Demonstrations have broken out in cities across Afghanistan this week in the wake of the massacre of seven people from the Hazara ethnic minority. The decapitated bodies of four men, two women and a child were found Saturday in a rural town in the southern province of Zabul. The attacks were carried out by militants who some suspect are linked to the Islamic State.

Marchers in Kabul on Wednesday walked for almost four hours with the coffins of the victims, which included the body of Shukria, a 9-year-old girl. They chanted slogans against the government, the Taliban and neighboring Pakistan, which is seen as having a hand in Afghanistan’s Islamist insurgency.

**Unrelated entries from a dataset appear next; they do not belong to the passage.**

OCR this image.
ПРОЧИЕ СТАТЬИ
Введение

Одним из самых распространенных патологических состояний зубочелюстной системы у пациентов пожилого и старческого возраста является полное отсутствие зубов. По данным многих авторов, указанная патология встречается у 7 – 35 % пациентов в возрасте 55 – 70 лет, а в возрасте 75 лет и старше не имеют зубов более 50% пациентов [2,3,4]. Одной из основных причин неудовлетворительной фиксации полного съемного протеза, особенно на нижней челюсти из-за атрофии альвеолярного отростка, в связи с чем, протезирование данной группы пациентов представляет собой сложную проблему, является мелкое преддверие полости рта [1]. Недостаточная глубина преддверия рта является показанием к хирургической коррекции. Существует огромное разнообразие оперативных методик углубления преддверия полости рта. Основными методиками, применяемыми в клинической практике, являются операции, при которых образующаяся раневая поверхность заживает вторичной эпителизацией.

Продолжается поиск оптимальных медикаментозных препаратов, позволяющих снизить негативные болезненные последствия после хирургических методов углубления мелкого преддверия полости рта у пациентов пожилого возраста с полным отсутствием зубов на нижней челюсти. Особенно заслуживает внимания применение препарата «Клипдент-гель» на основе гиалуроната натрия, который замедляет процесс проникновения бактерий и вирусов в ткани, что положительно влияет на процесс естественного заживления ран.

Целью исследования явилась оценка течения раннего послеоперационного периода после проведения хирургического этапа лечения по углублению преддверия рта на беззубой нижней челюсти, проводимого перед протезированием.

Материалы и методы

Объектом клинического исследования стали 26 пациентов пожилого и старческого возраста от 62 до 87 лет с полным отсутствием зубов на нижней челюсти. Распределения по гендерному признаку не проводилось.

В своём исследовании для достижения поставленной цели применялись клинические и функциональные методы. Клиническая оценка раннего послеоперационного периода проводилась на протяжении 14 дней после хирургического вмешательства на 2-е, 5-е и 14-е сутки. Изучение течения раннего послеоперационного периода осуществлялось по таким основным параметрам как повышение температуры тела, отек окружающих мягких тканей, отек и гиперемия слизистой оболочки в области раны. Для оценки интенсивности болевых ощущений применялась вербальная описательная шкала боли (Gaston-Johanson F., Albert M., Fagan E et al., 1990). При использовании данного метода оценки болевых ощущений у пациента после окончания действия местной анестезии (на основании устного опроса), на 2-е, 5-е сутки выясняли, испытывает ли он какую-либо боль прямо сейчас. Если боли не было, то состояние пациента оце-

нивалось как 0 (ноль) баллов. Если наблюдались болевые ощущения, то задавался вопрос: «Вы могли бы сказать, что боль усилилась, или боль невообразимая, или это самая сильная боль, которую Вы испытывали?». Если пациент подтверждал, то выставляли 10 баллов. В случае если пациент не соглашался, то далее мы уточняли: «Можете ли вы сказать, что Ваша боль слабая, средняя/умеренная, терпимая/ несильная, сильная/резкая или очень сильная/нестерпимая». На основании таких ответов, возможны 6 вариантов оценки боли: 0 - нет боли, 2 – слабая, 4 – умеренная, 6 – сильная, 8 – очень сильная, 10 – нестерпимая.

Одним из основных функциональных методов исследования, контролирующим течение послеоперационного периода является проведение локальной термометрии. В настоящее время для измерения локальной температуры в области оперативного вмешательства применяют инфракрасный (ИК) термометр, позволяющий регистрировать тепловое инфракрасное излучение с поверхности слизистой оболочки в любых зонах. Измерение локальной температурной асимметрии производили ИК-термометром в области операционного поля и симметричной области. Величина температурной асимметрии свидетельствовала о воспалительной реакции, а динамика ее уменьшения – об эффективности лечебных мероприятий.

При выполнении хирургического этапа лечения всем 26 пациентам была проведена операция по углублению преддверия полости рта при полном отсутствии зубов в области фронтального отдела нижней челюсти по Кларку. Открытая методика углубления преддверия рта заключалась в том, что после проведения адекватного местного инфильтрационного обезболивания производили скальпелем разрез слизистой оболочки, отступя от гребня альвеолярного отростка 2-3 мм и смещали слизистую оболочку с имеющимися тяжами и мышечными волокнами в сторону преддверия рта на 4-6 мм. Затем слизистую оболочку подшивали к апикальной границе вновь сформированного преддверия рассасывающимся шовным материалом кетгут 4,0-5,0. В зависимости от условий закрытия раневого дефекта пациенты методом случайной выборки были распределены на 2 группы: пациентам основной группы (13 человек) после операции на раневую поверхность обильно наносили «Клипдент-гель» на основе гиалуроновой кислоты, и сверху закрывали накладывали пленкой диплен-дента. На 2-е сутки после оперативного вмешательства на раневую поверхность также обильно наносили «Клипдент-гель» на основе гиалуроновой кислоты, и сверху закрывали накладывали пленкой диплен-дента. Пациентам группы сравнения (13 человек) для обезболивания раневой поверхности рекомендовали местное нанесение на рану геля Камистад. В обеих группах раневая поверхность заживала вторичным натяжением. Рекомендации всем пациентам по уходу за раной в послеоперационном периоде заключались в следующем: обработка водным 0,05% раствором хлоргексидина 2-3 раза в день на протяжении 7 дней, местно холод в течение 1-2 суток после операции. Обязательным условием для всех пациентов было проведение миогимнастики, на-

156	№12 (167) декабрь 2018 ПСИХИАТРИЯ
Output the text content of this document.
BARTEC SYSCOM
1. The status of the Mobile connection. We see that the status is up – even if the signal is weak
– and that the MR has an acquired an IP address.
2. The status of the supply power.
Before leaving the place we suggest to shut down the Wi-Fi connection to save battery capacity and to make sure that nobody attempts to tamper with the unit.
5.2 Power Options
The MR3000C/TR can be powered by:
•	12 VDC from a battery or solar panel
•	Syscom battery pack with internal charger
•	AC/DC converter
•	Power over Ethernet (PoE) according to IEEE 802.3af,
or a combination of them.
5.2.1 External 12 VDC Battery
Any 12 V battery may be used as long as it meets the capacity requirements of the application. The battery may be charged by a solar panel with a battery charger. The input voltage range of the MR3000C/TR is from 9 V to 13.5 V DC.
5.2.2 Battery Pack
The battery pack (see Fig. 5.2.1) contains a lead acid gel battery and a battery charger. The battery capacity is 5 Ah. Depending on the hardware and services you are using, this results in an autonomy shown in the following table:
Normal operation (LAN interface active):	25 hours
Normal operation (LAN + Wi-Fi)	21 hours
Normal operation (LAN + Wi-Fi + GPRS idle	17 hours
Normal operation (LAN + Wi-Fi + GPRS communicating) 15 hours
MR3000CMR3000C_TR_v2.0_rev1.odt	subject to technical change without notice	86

Some protesters attempted to storm the presidential compound.

As The Washington Post’s Sayed Salahuddin reported, the demonstrations “highlighted growing discontent at the government’s inability” to deal with the threat of the militants and cast a spotlight on the grievances and unease of the Hazaras, the vast majority of whom are Shiite Muslims and fear further attacks from Sunni militants.

In Pakistan’s Baluchistan province, which borders Afghanistan, dozens of Hazaras have been killed in terorrist attacks over the past decade.

It’s not entirely clear who carried out the abduction and killing of Shukria and the six other Hazaras. The government has cast doubt on the purported connection to the Islamic State, which had been made by provincial officials. The area south of Kabul where the victims lived is home to a number of Taliban factions, some at odds with one another.

“The deliberate murder of civilian hostages, including women and children, is particularly abhorrent,” Nicholas Haysom, the United Nations’ top official in Afghanistan, told reporters. “These senseless murders may amount to war crimes, and the perpetrators must be held accountable.”

Whoever the culprits are, the killings have set off a fire in the country and put pressure on President Ashraf Ghani to respond.

But the targeting of the Hazaras, a community that traces its roots to the medieval invasions of the Mongols, is a long-running crisis. Earlier this year, The Washington Post’s Sudarsan Raghavan reported on the uncertain fate of dozens of ethnic Hazaras forcibly removed from buses by suspected Taliban militants and taken captive.

“We don’t know what our sin is,” a relative of one of the passengers told Raghavan. “From one side, they are targeting us. And from the other side, the government is not helping us.”